UK employers are increasingly turning to corporate immigration to meet their talent needs.
When the domestic labour market fails to offer suitable skills, employers are tapping into the global talent market to build competitive advantage, maintain business operations and meet commercial objectives.
But what are the main challenges of corporate immigration that UK employers need to be aware of?
1: Competition for global talent
In the coming years, we’re expecting to see shortages of highly skilled workers. Which means competition among businesses will intensify – on a global scale – to attract this cohort.
Competition will also come in the form of governments looking at ways to retain homegrown talent and avoid ‘brain drains’.
To ensure success in the global market for talent, businesses need to be strategic when addressing their corporate immigration needs.

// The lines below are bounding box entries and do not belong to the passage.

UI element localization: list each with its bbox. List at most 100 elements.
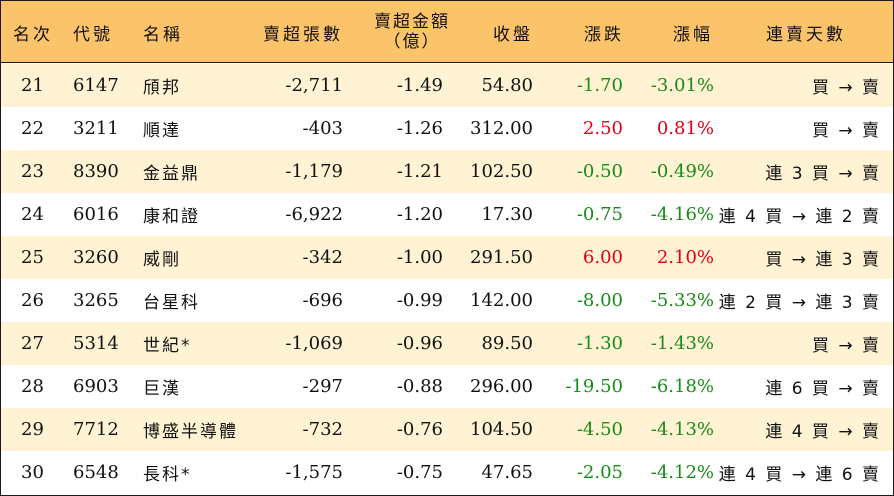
table-row: 30 6548 長科* -1,575 -0.75 47.65 -2.05 -4.12% 連 4 … bbox=[1, 451, 893, 494]
cell-net-sell-lots: -1,575 bbox=[285, 462, 343, 483]
table-row: 22 3211 順達 -403 -1.26 312.00 2.50 0.81% 買 → 賣 bbox=[1, 107, 893, 150]
cell-net-sell-lots: -403 bbox=[302, 118, 343, 139]
cell-rank: 25 bbox=[21, 247, 44, 268]
cell-close: 54.80 bbox=[481, 75, 533, 96]
cell-rank: 23 bbox=[21, 161, 44, 182]
cell-code: 3211 bbox=[73, 118, 119, 139]
cell-net-sell-amount: -0.99 bbox=[396, 290, 443, 311]
header-streak: 連賣天數 bbox=[766, 24, 846, 45]
cell-net-sell-amount: -1.21 bbox=[396, 161, 443, 182]
cell-code: 6548 bbox=[73, 462, 119, 483]
cell-name: 頎邦 bbox=[143, 78, 181, 98]
cell-rank: 28 bbox=[21, 376, 44, 397]
cell-net-sell-amount: -1.49 bbox=[396, 75, 443, 96]
header-net-sell-amount: 賣超金額 （億） bbox=[367, 1, 457, 63]
cell-rank: 29 bbox=[21, 419, 44, 440]
cell-net-sell-amount: -0.96 bbox=[396, 333, 443, 354]
table-row: 25 3260 威剛 -342 -1.00 291.50 6.00 2.10% 買 → 連 3 … bbox=[1, 236, 893, 279]
table-row: 29 7712 博盛半導體 -732 -0.76 104.50 -4.50 -4.13% 連 4… bbox=[1, 408, 893, 451]
cell-rank: 22 bbox=[21, 118, 44, 139]
cell-streak: 連 4 買 → 賣 bbox=[765, 422, 881, 442]
cell-net-sell-lots: -2,711 bbox=[285, 75, 343, 96]
cell-change: -1.30 bbox=[576, 333, 623, 354]
cell-close: 291.50 bbox=[470, 247, 533, 268]
header-net-sell-lots: 賣超張數 bbox=[263, 24, 343, 45]
cell-net-sell-lots: -732 bbox=[302, 419, 343, 440]
cell-change-pct: -6.18% bbox=[650, 376, 714, 397]
cell-net-sell-lots: -342 bbox=[302, 247, 343, 268]
cell-close: 104.50 bbox=[470, 419, 533, 440]
header-rank: 名次 bbox=[13, 24, 53, 45]
cell-streak: 買 → 賣 bbox=[811, 121, 881, 141]
cell-rank: 24 bbox=[21, 204, 44, 225]
cell-name: 長科* bbox=[143, 465, 192, 485]
cell-name: 巨漢 bbox=[143, 379, 181, 399]
cell-net-sell-amount: -1.00 bbox=[396, 247, 443, 268]
cell-name: 博盛半導體 bbox=[143, 422, 238, 442]
cell-net-sell-lots: -297 bbox=[302, 376, 343, 397]
cell-rank: 26 bbox=[21, 290, 44, 311]
cell-streak: 連 4 買 → 連 2 賣 bbox=[718, 207, 881, 227]
cell-net-sell-amount: -0.88 bbox=[396, 376, 443, 397]
cell-change-pct: 2.10% bbox=[656, 247, 714, 268]
cell-close: 47.65 bbox=[481, 462, 533, 483]
cell-net-sell-lots: -6,922 bbox=[285, 204, 343, 225]
cell-streak: 連 3 買 → 賣 bbox=[765, 164, 881, 184]
cell-close: 142.00 bbox=[470, 290, 533, 311]
table-row: 24 6016 康和證 -6,922 -1.20 17.30 -0.75 -4.16% 連 4 … bbox=[1, 193, 893, 236]
cell-streak: 買 → 連 3 賣 bbox=[765, 250, 881, 270]
cell-code: 3260 bbox=[73, 247, 119, 268]
cell-net-sell-lots: -1,069 bbox=[285, 333, 343, 354]
cell-name: 台星科 bbox=[143, 293, 200, 313]
cell-code: 6016 bbox=[73, 204, 119, 225]
cell-name: 威剛 bbox=[143, 250, 181, 270]
cell-code: 5314 bbox=[73, 333, 119, 354]
cell-close: 102.50 bbox=[470, 161, 533, 182]
header-close: 收盤 bbox=[493, 24, 533, 45]
cell-change: -1.70 bbox=[576, 75, 623, 96]
cell-close: 312.00 bbox=[470, 118, 533, 139]
cell-change-pct: -3.01% bbox=[650, 75, 714, 96]
cell-change: -0.50 bbox=[576, 161, 623, 182]
cell-change: -0.75 bbox=[576, 204, 623, 225]
header-net-sell-amount-line2: （億） bbox=[383, 32, 441, 52]
cell-change: 2.50 bbox=[582, 118, 623, 139]
cell-rank: 21 bbox=[21, 75, 44, 96]
cell-change: 6.00 bbox=[582, 247, 623, 268]
cell-net-sell-amount: -1.20 bbox=[396, 204, 443, 225]
cell-rank: 27 bbox=[21, 333, 44, 354]
cell-net-sell-lots: -1,179 bbox=[285, 161, 343, 182]
header-change-pct: 漲幅 bbox=[673, 24, 713, 45]
cell-close: 17.30 bbox=[481, 204, 533, 225]
cell-streak: 連 4 買 → 連 6 賣 bbox=[718, 465, 881, 485]
cell-change: -19.50 bbox=[565, 376, 623, 397]
cell-streak: 連 6 買 → 賣 bbox=[765, 379, 881, 399]
header-name: 名稱 bbox=[143, 24, 183, 45]
cell-change: -2.05 bbox=[576, 462, 623, 483]
table-row: 21 6147 頎邦 -2,711 -1.49 54.80 -1.70 -3.01% 買 → 賣 bbox=[1, 64, 893, 107]
header-change: 漲跌 bbox=[584, 24, 624, 45]
header-net-sell-amount-line1: 賣超金額 bbox=[374, 12, 450, 32]
cell-name: 金益鼎 bbox=[143, 164, 200, 184]
cell-change-pct: -5.33% bbox=[650, 290, 714, 311]
table-row: 23 8390 金益鼎 -1,179 -1.21 102.50 -0.50 -0.49% 連 3… bbox=[1, 150, 893, 193]
table-row: 27 5314 世紀* -1,069 -0.96 89.50 -1.30 -1.43% 買 → … bbox=[1, 322, 893, 365]
cell-code: 7712 bbox=[73, 419, 119, 440]
cell-streak: 連 2 買 → 連 3 賣 bbox=[718, 293, 881, 313]
header-code: 代號 bbox=[73, 24, 113, 45]
cell-change-pct: -1.43% bbox=[650, 333, 714, 354]
cell-change-pct: 0.81% bbox=[656, 118, 714, 139]
cell-change: -8.00 bbox=[576, 290, 623, 311]
cell-name: 順達 bbox=[143, 121, 181, 141]
cell-net-sell-amount: -0.75 bbox=[396, 462, 443, 483]
cell-close: 89.50 bbox=[481, 333, 533, 354]
cell-rank: 30 bbox=[21, 462, 44, 483]
cell-change-pct: -4.16% bbox=[650, 204, 714, 225]
cell-close: 296.00 bbox=[470, 376, 533, 397]
cell-change: -4.50 bbox=[576, 419, 623, 440]
cell-streak: 買 → 賣 bbox=[811, 336, 881, 356]
cell-net-sell-amount: -1.26 bbox=[396, 118, 443, 139]
cell-change-pct: -4.12% bbox=[650, 462, 714, 483]
cell-code: 8390 bbox=[73, 161, 119, 182]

How is mobility supporting and contributing to organisational goals? Do you have an employer brand within local markets to help you stand out from the competition? How efficient and compliant are your processes to facilitate movement and reduce the risk of missing out on talent? These questions are fundamental to developing an approach that stays aligned to your organisation’s needs.
2: Know the rules
It perhaps goes without saying that employers need to keep up-to-date with current law and policy surrounding business immigration, applications for work permits and visas etc, both in the UK and any other countries you are dealing with.
Immigration rules differ significantly from country to country. You need to be aware of and understand the specific requirements of different countries to ensure compliance. And this knowledge needs to be reflected in your internal policies and procedures.
Emerging markets in particular present more challenging business immigration requirements, which need to be overcome to minimise cost, delay and the potential for lost opportunities.
One potential, cataclysmic change on the horizon for UK employers is of course Brexit. Employers are strongly encouraged to consider and plan for the impact of Britain leaving Europe, looking for example at recruitment and immigration initiatives.
Being prepared to react to any changes in immigration rules governing European citizens’ right to work in the UK will put you in a strong, competitive position should Britain vote to leave.
3: Reason for visit
A minor, tactical point maybe, but it will make all the difference to an application. The nature of the activities being undertaken as part of an assignment or role is a key application criteria for work permits and visas in the UK and most other countries.
When applying for work permits or visas, ensure you have collated and presented all relevant facts relating to the role and the specific type of activity to be undertaken. It’s important to get the facts right at an early stage to avoid processing issues or delays that could impact the assignment or role in question.
4: Corporate immigration policy
Despite the shortage of highly skilled workers, governments are implementing increasingly protectionist immigration policies to preserve and favour domestic labour markets. This makes corporate immigration compliance tougher and more stringent than ever for businesses looking to mobilise talent.
In the UK, this stance is being pursued mainly due to the Government’s pledge to reduce net migration, which is taking precedence over enabling businesses to plug skills gaps.
At a policy level, we can see this most clearly with the Tier 2 route – the primary route for economic migration to the UK. The Government has commissioned the Migration Advisory Committee (MAC) to investigate tightening applications under Tier 2. Watch this space for further announcements of MAC recommendations.
5: Internal order
We’ve touched on a number of compliance-related themes external to organisations, but arguably the main area of focus for effective corporate immigration has to be internal practices.
The Home Office regime for the Prevention of Illegal Working applies to all UK employers. The expectation is that businesses must play a part in combatting illegal working in the UK. Failure to comply can result in civil penalty notices, criminal penalties and restrictions on sponsoring non-EEA nationals to work in the UK. The financial, operational and reputational implications are best avoided.
Since the Points-Based System (PBS) was introduced, it has imposed greater immigration responsibilities on employers than ever before. The process of securing and retaining a sponsor licence is onerous but critical for businesses to be able to employ workers from outside Europe. Staying up to date with changes to the rules is also challenging; there have been more than 50 revisions since PBS was introduced.
The Home Office is also taking a very keen interest in employers’ compliance. We are currently seeing more and more Home Office visits, both pre-arranged and unannounced, to audit and inspect business immigration practices, policies and systems.
Ensuring compliance of your immigration practices is business critical. Regular internal audits can help to identify areas of weakness or non-compliance to be resolved, and are the best form of preparation for a Home Office visit. Immigration training for relevant personnel is also an effective measure to enable and maintain operational compliance.
Finally, immigration compliance shouldn’t just be the concern of a single business unit. Effective compliance requires the input and support of various functions, from legal, compliance, HR, finance and global mobility, as well as the workforce at large. Internal communications programmes will be crucial in educating and informing workers of their responsibilities in mitigating risk and ensuring compliance across the board.